The script: install-incus-agent-in-debian.sh
#!/bin/bash -x

# See: https://discuss.linuxcontainers.org/t/install-lxd-agent-manually-on-custom-os/11826

cat > /lib/systemd/system/incus-agent-9p.service << EOF
[Unit]
Description=Incus - agent - 9p mount
Documentation=https://linuxcontainers.org/incus
ConditionPathExists=/dev/virtio-ports/org.linuxcontainers.incus
After=local-fs.target
DefaultDependencies=no

[Service]
Type=oneshot
RemainAfterExit=yes
ExecStartPre=-/sbin/modprobe 9pnet_virtio
ExecStartPre=/bin/mkdir -p /run/incus_config/9p
ExecStartPre=/bin/chmod 0700 /run/incus_config/
ExecStart=/bin/mount -t 9p config /run/incus_config/9p -o access=0,trans=virtio

[Install]
WantedBy=multi-user.target
EOF

cat > /lib/systemd/system/incus-agent.service << EOF
[Unit]
Description=Incus - agent
Documentation=https://linuxcontainers.org/incus
ConditionPathExists=/dev/virtio-ports/org.linuxcontainers.incus
Requires=incus-agent-9p.service
After=incus-agent-9p.service
Before=cloud-init.target cloud-init.service cloud-init-local.service
DefaultDependencies=no

[Service]
Type=simple
WorkingDirectory=/run/incus_config/9p
ExecStart=/run/incus_config/9p/incus-agent
Restart=on-failure
RestartSec=5s
StartLimitInterval=60
StartLimitBurst=10

[Install]
WantedBy=multi-user.target
EOF

systemctl enable incus-agent-9p.service
systemctl enable incus-agent.service

systemctl start incus-agent-9p.service
systemctl start incus-agent.service

For convenience, the script can also be downloaded with:

wget https://t.ly/EOxxX -O install-incus-agent.sh

The problem is that the service incus-agent fails to start (the service incus-agent-9p is running). When I try to execute manually the command: /run/incus_config/9p/incus-agent I get the error message:

bash: /run/incus_agent/incus-agent: Permission denied
# or
/run/incus_config/9p/incus-agent: 30:  exec: /run/incus_agent/incus-agent: Permission denied

This is a different issue (I guess) from what is being discussed here, but maybe they are related. Anyway, I am not a systemd expert and need some help on fixing this.

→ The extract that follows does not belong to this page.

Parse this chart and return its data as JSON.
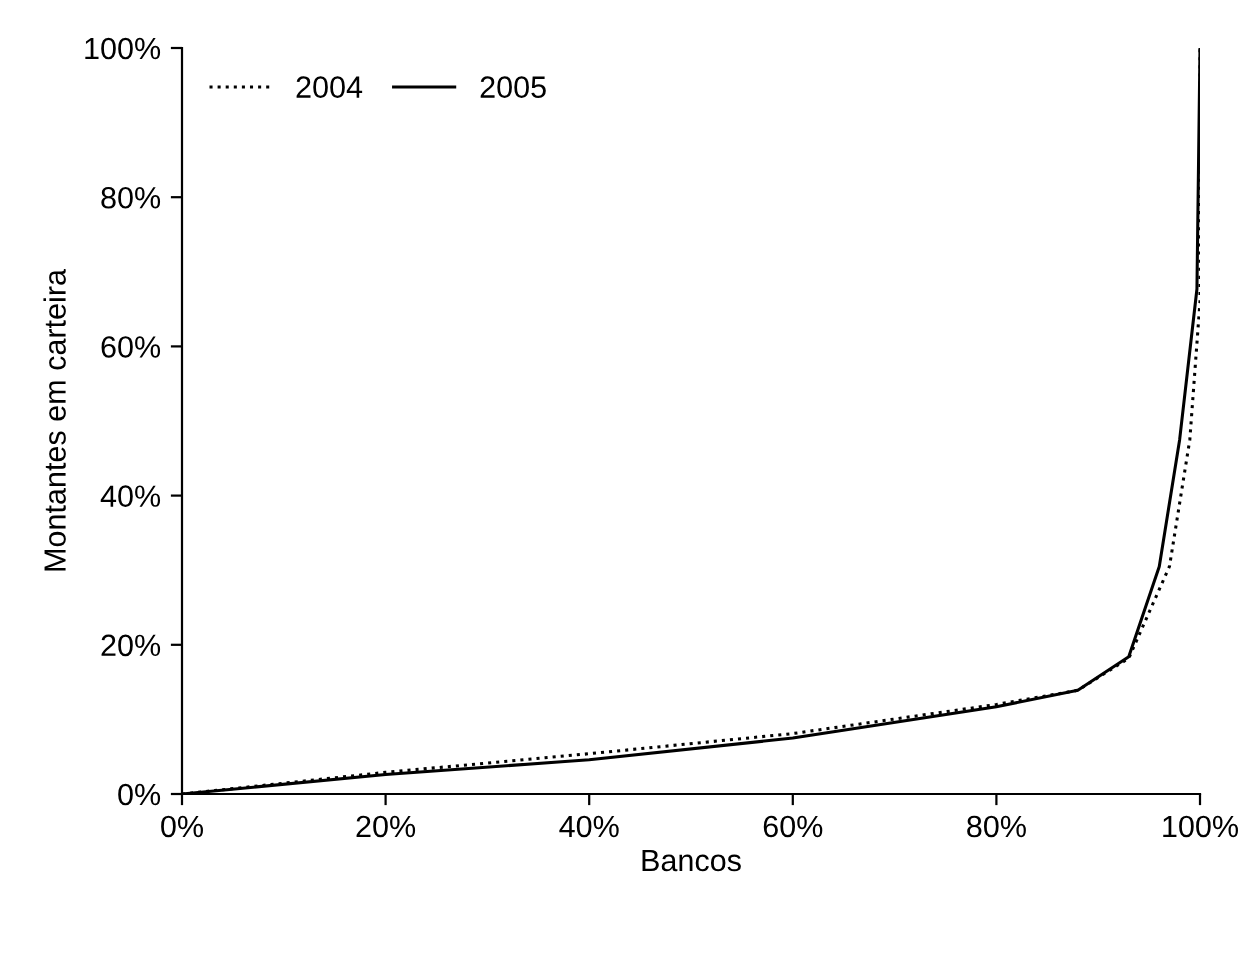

The proper way to install the agent in a VM that doesn’t have it is:

mount -t 9p config /mnt
cd /mnt
./install.sh
reboot
2 Likes

Doh, typo in the instructions, I’ve updated the post now, the drive you want is config not agent.

Thanks a lot! It worked!

There was an error like this, but it worked:

./install.sh: 20: semanage: not found

Ah, interesting, you’re on a system with getenforce but no semanage, I’ll send a tweak to silence it when that happens.